WASHINGTON - It was another landmark week in the presidency of Donald Trump. He hosted key U.S. allies Emmanuel Macron of France and Angela Merkel of Germany; but, he also had to weather more turmoil in his Cabinet as well as the ongoing Russia investigation and intensifying scrutiny of his personal lawyer, Michael Cohen.
What might be an extraordinary week for another president has quickly become “situation normal” for the man elected as the nation’s 45th chief executive.
Trump wound up his chaotic week Friday by meeting with German Chancellor Merkel. During an Oval Office photo opportunity, Trump was eager to embrace a report from Republicans on the House Intelligence Committee that found no collusion between the Trump campaign and Russia.
“It was a great report. No collusion, which I knew anyway. No coordination, no nothing,” said Trump with Merkel looking on. “It is a witch hunt. That is all it is. No collusion with Russia, if you can believe this one.”
Representative Adam Schiff, the ranking Democrat on the House Intelligence Committee, issued a statement criticizing the Republican conclusions. Schiff asserted the committee did find evidence of collusion in “secret meetings and communications” between Trump campaign officials and others with links to the Russian government. The matter remains the focus of the investigation led by special counsel Robert Mueller.
Earlier in the week, Trump bonded with French President Macron during a formal state visit that was noted for the warm physical interactions between the two leaders.
“He is going to be an outstanding president. One of your great presidents and it is an honor to call you my friend. Thank you,” Trump told Macron at the end of their joint news conference.
Trump also received more good news this week when his choice for secretary of state, Mike Pompeo, finally won Senate confirmation.
There were, however, some significant setbacks as well, including the withdrawal of Ronny Jackson as the next head of the Department of Veterans Affairs and intense congressional scrutiny of embattled EPA chief Scott Pruitt, under fire for allegedly misspending government funds.
It was yet another week of dramatic ups and downs that have become a regular feature of the Trump White House.
“I don’t think it is that he thrives on chaos. He creates chaos and this is what the White House has been about and what Washington has been about,” said analyst Jim Kessler with the centrist Democratic group Third Way.
WATCHL Merkel, Macron and Cabinet Turmoil — Just Another Week at the Trump White House
In addition to the Russia probe, the legal problems confronting Trump’s personal lawyer, Michael Cohen, continue to cast a shadow over the administration, according to John Fortier with the Bipartisan Policy Center in Washington.
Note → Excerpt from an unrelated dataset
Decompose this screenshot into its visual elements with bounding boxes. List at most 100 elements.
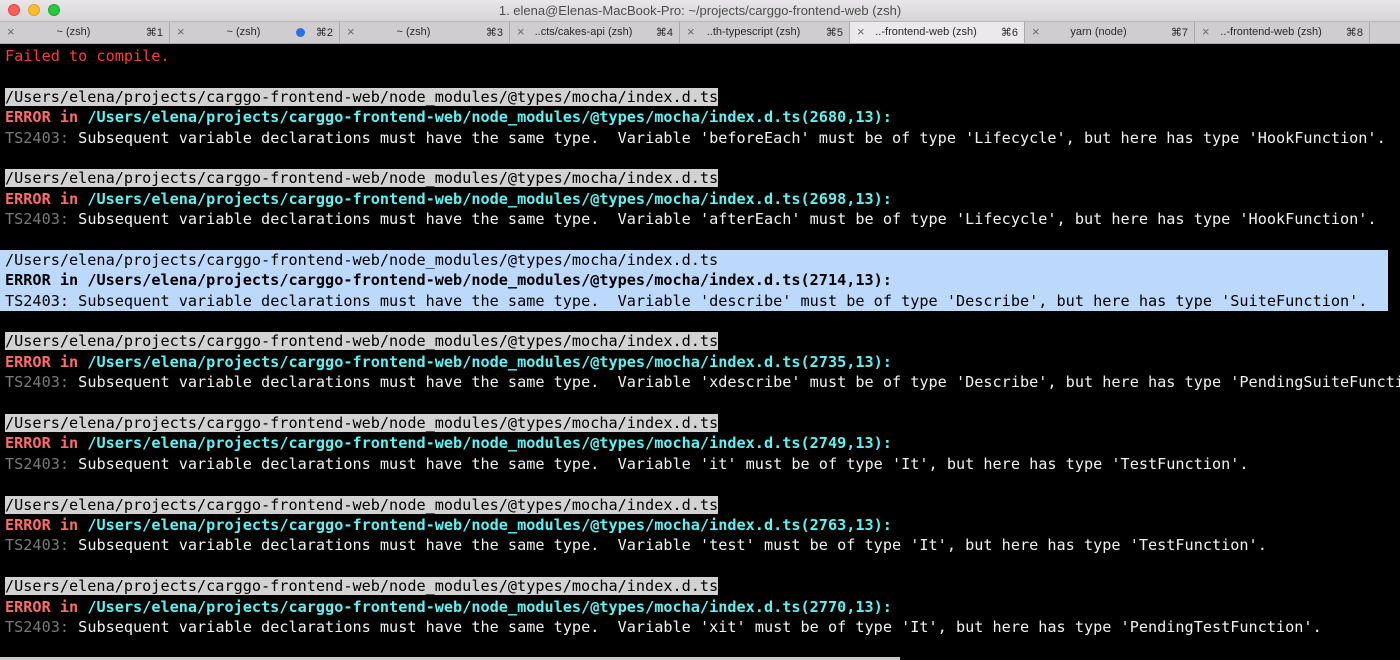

“It’s an up and down week. It’s always a very exciting time with Donald Trump, but certainly the circus atmosphere of the appointments and the scandal is often coming back into play.”
Both Fortier and Kessler are the guests this week on VOA’s “Encounter” radio program.
Kessler said Trump is hoping that the good news about improving relations between North Korea and South Korea and his close friendship with Macron will overshadow the setbacks.
“Trump felt good about bonding with Macron and Macron elevated himself on the world stage. So in that way, this was a good week for Donald Trump despite all the bad things that happened to him,” Kessler said.
At a joint news conference Friday with Merkel, Trump congratulated the leaders of North Korea and South Korea after their summit. He also said the U.S. will continue to exert “maximum pressure” on North Korea until denuclearization takes place.
A new Quinnipiac University poll this week found that U.S. voters approve of Trump’s handling of the North Korea issue by a margin of 52 percent to 42 percent. Trump’s overall approval rating in the same poll was 39 percent favorable, 54 percent unfavorable.
Ever the showman, Trump found time late in the week to lead a tour for the children of White House reporters.